Overview of Batch Write APIs
All batch write APIs are grouped under write
, which is exposed to DataFrame objects. These APIs allow you to write DataFrames to different file formats, including:
- text: Write single column data to text files.
- csv: Write data to text files with delimiters (default is a comma).
- json: Write data to JSON files.
- orc: Write data to ORC files.
- parquet: Write data to Parquet files.
You can also write data to other file formats using write.format
, for example, avro.
Writing DataFrames with Options
When writing DataFrames to files, you can specify various options:
- compression: Specify the compression codec (e.g.,
gzip
,snappy
). - sep: Specify delimiters when writing to text files using csv.
You can choose to overwrite
existing directories or append
to them using the mode
option.
Example: Writing Data to Parquet Format
Let’s create a copy of orders data in Parquet file format with no compression. If the target folder already exists, we will overwrite it.
First, start the Spark context:
from pyspark.sql import SparkSession
import getpass
username = getpass.getuser()
spark = SparkSession. \
builder. \
config('spark.ui.port', '0'). \
config("spark.sql.warehouse.dir", f"/user/{username}/warehouse"). \
enableHiveSupport(). \
appName(f'{username} | Python - Data Processing - Overview'). \
master('yarn'). \
getOrCreate()
If you prefer using CLIs, you can start Spark SQL using one of the following approaches:
Using Spark SQL
spark2-sql \
--master yarn \
--conf spark.ui.port=0 \
--conf spark.sql.warehouse.dir=/user/${USER}/warehouse
Using Scala
spark2-shell \
--master yarn \
--conf spark.ui.port=0 \
--conf spark.sql.warehouse.dir=/user/${USER}/warehouse
Using PySpark
pyspark2 \
--master yarn \
--conf spark.ui.port=0 \
--conf spark.sql.warehouse.dir=/user/${USER}/warehouse
Create and Write Orders Data
Create a DataFrame for orders data:
orders = spark. \
read. \
csv('/public/retail_db/orders',
schema='''
order_id INT,
order_date STRING,
order_customer_id INT,
order_status STRING
'''
)
orders.printSchema()
orders.show()
Write the DataFrame to Parquet format with no compression:
orders. \
write. \
parquet(f'/user/{username}/retail_db/orders',
mode='overwrite',
compression='none'
)
You can also achieve the same result using the option
and format
methods:
orders. \
write. \
mode('overwrite'). \
option('compression', 'none'). \
parquet(f'/user/{username}/retail_db/orders')
orders. \
write. \
mode('overwrite'). \
option('compression', 'none'). \
format('parquet'). \
save(f'/user/{username}/retail_db/orders')
Handling Multiple Files
By default, the number of files in the output directory is equal to the number of tasks used to process the data in the last stage.
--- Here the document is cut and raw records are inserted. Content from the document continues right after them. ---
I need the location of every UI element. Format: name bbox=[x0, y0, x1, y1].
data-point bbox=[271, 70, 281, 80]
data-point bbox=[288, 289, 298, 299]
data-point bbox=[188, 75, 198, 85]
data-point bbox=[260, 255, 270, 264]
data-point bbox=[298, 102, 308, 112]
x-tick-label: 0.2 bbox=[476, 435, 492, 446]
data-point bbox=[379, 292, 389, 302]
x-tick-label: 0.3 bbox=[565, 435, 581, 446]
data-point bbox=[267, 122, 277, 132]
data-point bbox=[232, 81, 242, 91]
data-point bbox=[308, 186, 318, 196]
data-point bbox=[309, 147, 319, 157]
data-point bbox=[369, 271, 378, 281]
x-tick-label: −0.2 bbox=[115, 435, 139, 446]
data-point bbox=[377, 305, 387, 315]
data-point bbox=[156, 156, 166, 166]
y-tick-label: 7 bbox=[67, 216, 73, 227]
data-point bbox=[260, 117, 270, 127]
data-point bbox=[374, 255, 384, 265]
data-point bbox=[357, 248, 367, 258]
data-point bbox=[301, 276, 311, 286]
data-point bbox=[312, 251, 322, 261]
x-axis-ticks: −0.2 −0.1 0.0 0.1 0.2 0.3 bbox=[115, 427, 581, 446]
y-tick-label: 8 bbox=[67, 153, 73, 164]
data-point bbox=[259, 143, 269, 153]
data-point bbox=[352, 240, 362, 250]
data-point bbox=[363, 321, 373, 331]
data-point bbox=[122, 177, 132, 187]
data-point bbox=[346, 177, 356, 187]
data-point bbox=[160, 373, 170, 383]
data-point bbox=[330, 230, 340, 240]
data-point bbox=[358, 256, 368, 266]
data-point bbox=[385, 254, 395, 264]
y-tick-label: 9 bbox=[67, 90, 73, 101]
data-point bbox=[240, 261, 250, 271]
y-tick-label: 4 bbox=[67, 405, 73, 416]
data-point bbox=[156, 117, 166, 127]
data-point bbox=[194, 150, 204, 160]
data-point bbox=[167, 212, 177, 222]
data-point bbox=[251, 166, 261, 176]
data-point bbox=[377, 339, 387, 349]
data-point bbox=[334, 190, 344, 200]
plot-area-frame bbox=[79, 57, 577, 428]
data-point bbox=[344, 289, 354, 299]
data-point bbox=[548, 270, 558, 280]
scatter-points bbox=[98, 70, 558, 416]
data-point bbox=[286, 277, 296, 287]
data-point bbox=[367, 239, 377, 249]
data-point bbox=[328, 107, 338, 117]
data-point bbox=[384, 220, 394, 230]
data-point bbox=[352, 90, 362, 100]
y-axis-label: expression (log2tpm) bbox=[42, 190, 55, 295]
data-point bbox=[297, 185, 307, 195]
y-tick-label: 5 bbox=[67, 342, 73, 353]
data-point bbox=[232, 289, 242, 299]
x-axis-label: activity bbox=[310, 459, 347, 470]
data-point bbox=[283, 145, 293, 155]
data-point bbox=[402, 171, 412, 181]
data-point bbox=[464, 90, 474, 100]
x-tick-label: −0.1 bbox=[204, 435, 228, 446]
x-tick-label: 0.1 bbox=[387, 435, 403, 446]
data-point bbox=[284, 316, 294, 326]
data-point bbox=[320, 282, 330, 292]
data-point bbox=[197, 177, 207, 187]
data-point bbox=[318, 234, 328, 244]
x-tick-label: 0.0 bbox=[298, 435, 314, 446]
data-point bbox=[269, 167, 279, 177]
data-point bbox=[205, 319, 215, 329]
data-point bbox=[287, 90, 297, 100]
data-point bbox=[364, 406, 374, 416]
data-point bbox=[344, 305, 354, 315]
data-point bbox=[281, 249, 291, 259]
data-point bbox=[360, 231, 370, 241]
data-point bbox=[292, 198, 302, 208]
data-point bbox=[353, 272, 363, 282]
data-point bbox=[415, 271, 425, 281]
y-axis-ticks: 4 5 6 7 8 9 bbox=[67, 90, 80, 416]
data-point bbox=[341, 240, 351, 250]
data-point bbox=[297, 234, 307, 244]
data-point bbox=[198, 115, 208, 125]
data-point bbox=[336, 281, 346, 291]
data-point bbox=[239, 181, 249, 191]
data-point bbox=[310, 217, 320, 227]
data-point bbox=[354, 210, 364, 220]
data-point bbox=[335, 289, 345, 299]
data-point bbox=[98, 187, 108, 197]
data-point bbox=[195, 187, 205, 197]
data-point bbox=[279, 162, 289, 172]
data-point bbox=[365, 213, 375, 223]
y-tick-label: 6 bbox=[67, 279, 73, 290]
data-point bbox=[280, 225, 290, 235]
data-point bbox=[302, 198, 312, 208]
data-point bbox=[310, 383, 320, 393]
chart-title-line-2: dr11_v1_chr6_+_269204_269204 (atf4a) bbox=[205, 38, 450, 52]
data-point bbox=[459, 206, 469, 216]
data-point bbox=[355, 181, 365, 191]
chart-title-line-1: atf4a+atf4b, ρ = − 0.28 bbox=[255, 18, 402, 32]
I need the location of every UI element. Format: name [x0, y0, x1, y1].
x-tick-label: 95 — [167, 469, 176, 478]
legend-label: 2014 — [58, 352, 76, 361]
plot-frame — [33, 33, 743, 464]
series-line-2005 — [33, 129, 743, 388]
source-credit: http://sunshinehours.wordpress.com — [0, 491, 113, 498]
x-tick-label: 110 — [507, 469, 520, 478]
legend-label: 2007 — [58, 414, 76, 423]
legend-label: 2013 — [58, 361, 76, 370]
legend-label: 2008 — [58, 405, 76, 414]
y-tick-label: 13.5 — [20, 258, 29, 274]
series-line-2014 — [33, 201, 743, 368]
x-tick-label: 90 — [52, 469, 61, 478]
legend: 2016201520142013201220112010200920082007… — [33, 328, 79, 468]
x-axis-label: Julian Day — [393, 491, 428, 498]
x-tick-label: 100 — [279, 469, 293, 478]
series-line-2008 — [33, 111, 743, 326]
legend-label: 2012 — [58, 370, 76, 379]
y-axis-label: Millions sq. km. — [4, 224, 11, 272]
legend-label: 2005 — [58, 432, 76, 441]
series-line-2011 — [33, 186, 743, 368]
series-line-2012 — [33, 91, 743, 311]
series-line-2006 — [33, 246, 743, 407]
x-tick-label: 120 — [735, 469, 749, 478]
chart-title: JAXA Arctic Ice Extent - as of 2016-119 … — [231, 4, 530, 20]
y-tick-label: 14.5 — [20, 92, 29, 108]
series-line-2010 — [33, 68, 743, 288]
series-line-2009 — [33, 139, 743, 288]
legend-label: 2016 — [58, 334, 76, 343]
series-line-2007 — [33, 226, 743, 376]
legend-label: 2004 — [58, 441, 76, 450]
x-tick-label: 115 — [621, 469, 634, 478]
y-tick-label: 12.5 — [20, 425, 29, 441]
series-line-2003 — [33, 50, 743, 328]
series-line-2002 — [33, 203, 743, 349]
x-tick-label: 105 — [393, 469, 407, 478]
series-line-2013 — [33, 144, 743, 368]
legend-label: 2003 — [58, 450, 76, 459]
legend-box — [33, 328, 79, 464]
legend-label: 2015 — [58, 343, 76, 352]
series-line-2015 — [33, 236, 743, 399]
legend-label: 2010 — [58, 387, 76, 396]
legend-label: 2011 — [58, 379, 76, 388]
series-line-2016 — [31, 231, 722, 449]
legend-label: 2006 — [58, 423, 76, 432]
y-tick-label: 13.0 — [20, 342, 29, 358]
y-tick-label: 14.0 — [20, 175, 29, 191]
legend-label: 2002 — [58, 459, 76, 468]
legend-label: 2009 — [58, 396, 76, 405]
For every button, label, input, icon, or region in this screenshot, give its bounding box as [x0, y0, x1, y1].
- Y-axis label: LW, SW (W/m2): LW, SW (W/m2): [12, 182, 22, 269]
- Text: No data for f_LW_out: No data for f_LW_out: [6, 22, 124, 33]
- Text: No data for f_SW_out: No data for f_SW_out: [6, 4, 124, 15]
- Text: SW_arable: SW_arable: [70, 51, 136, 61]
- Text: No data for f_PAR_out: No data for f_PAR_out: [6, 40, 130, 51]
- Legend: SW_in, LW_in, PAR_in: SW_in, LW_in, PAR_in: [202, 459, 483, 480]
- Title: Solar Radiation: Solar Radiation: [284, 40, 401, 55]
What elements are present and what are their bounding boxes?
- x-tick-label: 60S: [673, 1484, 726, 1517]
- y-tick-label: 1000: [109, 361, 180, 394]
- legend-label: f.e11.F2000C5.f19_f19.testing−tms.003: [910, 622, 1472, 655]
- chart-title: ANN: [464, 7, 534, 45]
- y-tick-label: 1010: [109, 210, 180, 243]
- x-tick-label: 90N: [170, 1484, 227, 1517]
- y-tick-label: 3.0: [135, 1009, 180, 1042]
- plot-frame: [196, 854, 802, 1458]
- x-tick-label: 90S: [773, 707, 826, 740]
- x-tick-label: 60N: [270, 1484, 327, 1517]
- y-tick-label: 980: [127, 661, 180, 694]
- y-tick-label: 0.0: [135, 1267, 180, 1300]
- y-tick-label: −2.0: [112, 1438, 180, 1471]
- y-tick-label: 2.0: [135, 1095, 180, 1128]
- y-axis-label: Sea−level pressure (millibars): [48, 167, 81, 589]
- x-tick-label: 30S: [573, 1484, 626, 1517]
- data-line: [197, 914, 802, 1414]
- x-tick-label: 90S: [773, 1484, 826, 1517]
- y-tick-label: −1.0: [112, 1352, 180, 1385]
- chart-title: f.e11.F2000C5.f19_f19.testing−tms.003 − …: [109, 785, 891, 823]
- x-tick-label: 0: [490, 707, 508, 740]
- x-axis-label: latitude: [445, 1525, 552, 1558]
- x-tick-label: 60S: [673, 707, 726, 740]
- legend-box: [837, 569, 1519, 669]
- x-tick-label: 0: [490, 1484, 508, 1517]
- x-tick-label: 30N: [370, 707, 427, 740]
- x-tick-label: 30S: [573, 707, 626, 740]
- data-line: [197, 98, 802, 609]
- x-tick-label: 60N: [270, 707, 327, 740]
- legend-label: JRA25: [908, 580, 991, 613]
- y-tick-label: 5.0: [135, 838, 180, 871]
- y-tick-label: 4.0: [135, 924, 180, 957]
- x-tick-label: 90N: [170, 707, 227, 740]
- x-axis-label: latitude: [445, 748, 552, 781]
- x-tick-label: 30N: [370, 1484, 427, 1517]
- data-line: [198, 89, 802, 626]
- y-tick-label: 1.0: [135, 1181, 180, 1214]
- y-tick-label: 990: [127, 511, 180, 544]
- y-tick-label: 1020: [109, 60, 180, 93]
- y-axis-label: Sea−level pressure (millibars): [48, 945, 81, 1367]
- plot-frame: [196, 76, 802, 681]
To avoid generating too many small files, you can control the number of output files using coalesce
:
orders. \
coalesce(1). \
write. \
mode('overwrite'). \
option('compression', 'none'). \
parquet(f'/user/{username}/retail_db/orders')
Conclusion
Writing DataFrames to different file formats in Spark is straightforward with the batch write APIs. By specifying appropriate options and using methods like coalesce
, you can efficiently manage file formats and control the output.